The National Transportation Safety Board published its preliminary findings on the April 22 accident, but offered no conclusions regarding why it happened. A fuller analysis expected to be published in about a year.

David Michael Vopat, 51, of Chino was at the controls of the Northrop N9M– configured in the shape of a flying wing, with two push-propellers mounted aft of the cockpit — that crashed about 12:10 p.m. in a portion of the California Rehabilitation Center compound undergoing construction.

The aircraft went down in open space. No one at the prison was injured.

Vopat, an airline transport pilot and flight instructor certified to fly a range of historic and modern aircraft, departed nearby Chino Municipal Airport about six minutes before the accident, according to the NTSB.

“Multiple witnesses located near the accident site reported observing the airplane flying on a northeastern heading, at low altitude, when it performed a barrel roll,” the report states. “Several witnesses said that after the maneuver, the airplane ‘wobbled from side to side’ before the canopy separated. Shortly after, the airplane entered a steep right turn and descended into the ground in a nose-low attitude.”

Vopat died on impact.

A small post-crash fire was quickly doused by correctional personnel and Riverside County firefighters.

The NTSB said the wreckage was spread over about 500 feet, and all recoverable pieces of the plane were collected for analysis.

The N9M was owned by the Planes of Fame Air Museum at Chino, and according to FAA records, the aircraft was the last one flying of the four originally built in the early 1940s.

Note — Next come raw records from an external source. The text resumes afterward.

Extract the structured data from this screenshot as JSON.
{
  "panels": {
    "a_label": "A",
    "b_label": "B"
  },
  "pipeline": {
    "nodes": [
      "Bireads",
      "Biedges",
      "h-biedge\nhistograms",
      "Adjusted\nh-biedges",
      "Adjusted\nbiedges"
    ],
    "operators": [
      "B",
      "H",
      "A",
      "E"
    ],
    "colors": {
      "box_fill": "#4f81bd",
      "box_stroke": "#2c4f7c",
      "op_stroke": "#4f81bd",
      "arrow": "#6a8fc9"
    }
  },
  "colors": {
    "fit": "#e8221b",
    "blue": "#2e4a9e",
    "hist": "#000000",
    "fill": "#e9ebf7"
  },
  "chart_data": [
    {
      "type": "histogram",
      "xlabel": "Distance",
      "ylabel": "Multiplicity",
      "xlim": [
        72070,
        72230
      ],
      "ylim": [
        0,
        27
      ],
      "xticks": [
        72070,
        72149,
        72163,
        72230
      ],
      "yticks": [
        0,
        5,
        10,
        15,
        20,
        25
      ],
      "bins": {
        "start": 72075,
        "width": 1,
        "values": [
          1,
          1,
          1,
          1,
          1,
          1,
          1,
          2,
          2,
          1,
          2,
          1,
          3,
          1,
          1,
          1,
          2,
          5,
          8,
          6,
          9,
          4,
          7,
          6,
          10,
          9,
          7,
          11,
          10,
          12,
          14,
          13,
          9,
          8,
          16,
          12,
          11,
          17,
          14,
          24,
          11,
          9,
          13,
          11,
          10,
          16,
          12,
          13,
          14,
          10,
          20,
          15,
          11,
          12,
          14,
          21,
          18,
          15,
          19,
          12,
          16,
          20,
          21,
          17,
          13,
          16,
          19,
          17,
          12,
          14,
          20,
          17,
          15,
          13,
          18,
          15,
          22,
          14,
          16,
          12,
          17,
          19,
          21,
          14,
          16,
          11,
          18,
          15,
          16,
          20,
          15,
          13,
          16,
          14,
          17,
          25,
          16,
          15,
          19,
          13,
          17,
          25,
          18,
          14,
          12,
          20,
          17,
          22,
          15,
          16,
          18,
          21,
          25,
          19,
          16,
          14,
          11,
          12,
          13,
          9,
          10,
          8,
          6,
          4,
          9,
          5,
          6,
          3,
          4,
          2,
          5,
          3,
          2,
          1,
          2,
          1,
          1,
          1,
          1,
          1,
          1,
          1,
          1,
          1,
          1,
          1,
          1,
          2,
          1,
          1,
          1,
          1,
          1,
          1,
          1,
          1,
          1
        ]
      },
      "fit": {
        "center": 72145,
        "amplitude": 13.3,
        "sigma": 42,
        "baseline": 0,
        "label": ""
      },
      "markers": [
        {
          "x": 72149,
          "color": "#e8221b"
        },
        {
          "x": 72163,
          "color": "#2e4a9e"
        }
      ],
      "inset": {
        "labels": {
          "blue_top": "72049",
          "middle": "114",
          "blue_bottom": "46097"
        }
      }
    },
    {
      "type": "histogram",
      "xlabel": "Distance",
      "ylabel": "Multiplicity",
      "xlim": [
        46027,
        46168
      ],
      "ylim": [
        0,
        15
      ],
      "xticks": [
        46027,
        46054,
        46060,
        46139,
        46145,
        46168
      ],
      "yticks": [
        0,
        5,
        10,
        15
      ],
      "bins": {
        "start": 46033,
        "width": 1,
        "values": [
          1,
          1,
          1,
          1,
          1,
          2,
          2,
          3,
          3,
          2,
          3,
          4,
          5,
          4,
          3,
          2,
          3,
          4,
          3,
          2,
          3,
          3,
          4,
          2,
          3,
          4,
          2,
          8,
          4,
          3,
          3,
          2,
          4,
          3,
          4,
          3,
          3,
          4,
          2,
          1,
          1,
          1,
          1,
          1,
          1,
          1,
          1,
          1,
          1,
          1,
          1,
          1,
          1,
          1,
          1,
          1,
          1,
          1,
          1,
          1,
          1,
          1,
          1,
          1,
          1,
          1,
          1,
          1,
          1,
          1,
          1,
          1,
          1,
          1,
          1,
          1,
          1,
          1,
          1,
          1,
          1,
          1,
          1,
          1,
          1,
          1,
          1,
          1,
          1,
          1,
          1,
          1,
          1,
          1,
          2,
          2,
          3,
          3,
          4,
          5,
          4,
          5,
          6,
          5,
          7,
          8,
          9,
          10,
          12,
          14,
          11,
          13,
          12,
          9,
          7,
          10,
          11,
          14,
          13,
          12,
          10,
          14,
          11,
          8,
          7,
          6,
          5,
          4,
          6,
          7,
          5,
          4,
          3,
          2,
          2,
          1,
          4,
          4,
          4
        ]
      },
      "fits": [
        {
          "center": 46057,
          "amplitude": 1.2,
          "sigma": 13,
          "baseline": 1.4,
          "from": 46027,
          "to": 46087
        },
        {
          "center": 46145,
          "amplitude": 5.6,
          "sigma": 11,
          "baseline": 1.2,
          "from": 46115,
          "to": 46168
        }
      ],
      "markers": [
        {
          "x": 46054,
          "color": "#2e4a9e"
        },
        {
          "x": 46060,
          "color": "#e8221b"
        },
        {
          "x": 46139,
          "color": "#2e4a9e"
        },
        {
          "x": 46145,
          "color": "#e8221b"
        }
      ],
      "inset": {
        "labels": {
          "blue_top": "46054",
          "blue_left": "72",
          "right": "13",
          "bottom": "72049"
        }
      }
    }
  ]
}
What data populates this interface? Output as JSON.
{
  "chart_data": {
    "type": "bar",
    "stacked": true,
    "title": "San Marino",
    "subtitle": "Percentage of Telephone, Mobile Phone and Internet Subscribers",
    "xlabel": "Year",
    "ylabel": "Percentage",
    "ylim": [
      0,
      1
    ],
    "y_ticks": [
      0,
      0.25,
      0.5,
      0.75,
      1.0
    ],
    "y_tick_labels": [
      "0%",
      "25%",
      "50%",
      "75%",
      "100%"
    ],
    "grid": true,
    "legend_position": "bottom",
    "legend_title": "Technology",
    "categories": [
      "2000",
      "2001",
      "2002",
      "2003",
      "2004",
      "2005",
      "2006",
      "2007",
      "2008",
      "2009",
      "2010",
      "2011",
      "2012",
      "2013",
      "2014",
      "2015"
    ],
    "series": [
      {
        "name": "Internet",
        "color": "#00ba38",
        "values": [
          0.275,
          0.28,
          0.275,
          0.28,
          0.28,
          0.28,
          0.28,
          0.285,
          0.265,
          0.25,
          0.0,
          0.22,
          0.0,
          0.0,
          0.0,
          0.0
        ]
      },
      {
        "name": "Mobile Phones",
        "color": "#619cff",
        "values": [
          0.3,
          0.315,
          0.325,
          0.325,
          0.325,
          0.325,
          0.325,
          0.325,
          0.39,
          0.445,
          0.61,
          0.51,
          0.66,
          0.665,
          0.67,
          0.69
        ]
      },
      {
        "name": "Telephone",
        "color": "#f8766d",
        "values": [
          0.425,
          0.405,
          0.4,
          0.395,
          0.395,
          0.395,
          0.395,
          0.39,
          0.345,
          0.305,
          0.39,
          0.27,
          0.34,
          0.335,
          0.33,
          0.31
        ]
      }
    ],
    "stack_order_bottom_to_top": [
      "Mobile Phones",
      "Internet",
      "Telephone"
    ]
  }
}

The type was considered in aviation circles to be a “grandfather” to the modern flying wings later built by Northrop-Grumman, including the B-2 Stealth Bomber.

According to online documentaries about the Planes of Fame N9M, it had undergone extensive restoration and was only used for periodic demonstration flights.

The museum is home to a number of vintage and experimental aircraft.

Vopat, who had received and passed an FAA-required medical exam in March, was reportedly flying the ill-fated plane as part of a rehearsal for the annual “Planes of Fame Air Show,” scheduled this weekend at Chino Airport.

Officials have planned a brief ceremony to recognize the aviator’s loss.